Making do and mending
So, what about all our of pre-conscious purchases? Is it possible to breathe new life into our old wardrobe? The answer is, of course, yes. More and more fashion lovers are adopting the ‘Make Do and Mend’ ethos, the idea that our clothes don’t need to be thrown away when they’re showing signs of wear.
First introduced as a government-backed scheme in World War II, Make Do and Mend was designed to reduce clothing and textile waste in a time of shortages and rationing. However, making the most of what we’ve got is great for our carbon footprint, as the fashion industry is amongst the most damning for the environment. Learning a few simple sewing tricks will allow you to keep on wearing your favourite pieces for years to come. Skills like darning, patchwork, replacing zips and hemming may all take a bit of practice, but it’s worth investing the time to save you the cash in the long run.
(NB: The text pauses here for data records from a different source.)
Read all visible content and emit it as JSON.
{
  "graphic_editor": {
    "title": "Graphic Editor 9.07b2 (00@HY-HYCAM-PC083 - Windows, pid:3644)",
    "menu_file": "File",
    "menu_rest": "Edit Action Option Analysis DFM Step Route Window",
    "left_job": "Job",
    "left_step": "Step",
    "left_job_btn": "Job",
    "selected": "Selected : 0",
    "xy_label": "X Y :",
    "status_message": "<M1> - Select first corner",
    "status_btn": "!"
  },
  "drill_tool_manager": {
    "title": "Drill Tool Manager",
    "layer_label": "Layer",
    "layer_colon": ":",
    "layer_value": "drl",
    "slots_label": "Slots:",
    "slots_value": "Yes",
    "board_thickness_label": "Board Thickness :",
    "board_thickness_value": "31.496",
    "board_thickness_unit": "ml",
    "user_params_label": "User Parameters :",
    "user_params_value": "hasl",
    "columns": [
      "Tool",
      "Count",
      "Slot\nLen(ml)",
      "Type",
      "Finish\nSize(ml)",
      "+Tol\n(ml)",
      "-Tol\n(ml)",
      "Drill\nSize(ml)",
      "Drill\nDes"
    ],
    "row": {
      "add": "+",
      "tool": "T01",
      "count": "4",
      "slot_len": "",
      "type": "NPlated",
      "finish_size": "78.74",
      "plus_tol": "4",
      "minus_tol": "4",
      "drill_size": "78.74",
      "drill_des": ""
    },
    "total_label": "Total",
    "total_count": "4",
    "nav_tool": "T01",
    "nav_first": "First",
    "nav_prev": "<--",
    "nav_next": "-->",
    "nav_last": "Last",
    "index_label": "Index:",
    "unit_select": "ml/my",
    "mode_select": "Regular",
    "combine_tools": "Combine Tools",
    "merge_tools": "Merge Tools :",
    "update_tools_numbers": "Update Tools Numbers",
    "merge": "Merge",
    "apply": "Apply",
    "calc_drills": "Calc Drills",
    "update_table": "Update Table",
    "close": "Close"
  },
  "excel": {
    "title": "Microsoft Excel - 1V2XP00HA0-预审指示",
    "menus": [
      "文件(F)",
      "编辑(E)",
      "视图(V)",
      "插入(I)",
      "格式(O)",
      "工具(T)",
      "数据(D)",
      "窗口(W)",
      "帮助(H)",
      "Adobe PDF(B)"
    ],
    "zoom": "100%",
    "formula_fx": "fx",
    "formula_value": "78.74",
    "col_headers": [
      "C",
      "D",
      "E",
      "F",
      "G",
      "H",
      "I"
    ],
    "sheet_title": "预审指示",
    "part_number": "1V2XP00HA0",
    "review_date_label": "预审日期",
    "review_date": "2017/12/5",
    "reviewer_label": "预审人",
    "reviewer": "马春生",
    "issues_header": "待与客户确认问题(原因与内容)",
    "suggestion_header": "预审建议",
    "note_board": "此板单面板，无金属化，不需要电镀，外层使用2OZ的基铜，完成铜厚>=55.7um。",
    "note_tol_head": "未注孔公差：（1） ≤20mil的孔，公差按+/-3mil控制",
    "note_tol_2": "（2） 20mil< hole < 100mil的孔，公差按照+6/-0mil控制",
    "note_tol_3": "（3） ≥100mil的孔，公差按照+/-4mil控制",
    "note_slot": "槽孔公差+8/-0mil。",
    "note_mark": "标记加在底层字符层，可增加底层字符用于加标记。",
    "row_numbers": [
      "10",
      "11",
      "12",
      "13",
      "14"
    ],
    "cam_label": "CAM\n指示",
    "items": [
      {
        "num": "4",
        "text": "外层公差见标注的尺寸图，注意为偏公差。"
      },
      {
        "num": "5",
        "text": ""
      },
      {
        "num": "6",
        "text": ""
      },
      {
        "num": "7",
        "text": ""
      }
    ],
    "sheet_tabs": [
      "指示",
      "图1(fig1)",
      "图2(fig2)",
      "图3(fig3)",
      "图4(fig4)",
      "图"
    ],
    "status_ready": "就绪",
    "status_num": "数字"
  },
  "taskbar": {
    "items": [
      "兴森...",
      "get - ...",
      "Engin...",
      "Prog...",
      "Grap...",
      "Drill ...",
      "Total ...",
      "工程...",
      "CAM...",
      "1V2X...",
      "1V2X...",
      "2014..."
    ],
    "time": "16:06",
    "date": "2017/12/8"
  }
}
According to Sue Thomas’ Fashion Ethics, “Darned garments in the past were a positive sign of frugality and thrift. If the darn was discreet and skilful, there was no shame. In fact, it demonstrated there was someone in the wearer's family who could darn and cared about them looking neat.” So, if you or someone you love possess the skills to mend a piece of clothing, wear it with pride! If not, a quick Youtube search will throw up hundreds of tutorials showing you all you need to know. Being fashion conscious is something to be proud of - despite the pressure of keeping up with trends.
It's important to remember that money can’t buy happiness, and it's also important to remember that it’s impossible to be the perfect consumer. As humans, it’s inevitable that our actions impact the planet in one way or another- but we can make conscious choices to buy better and still look super snazzy whilst doing it.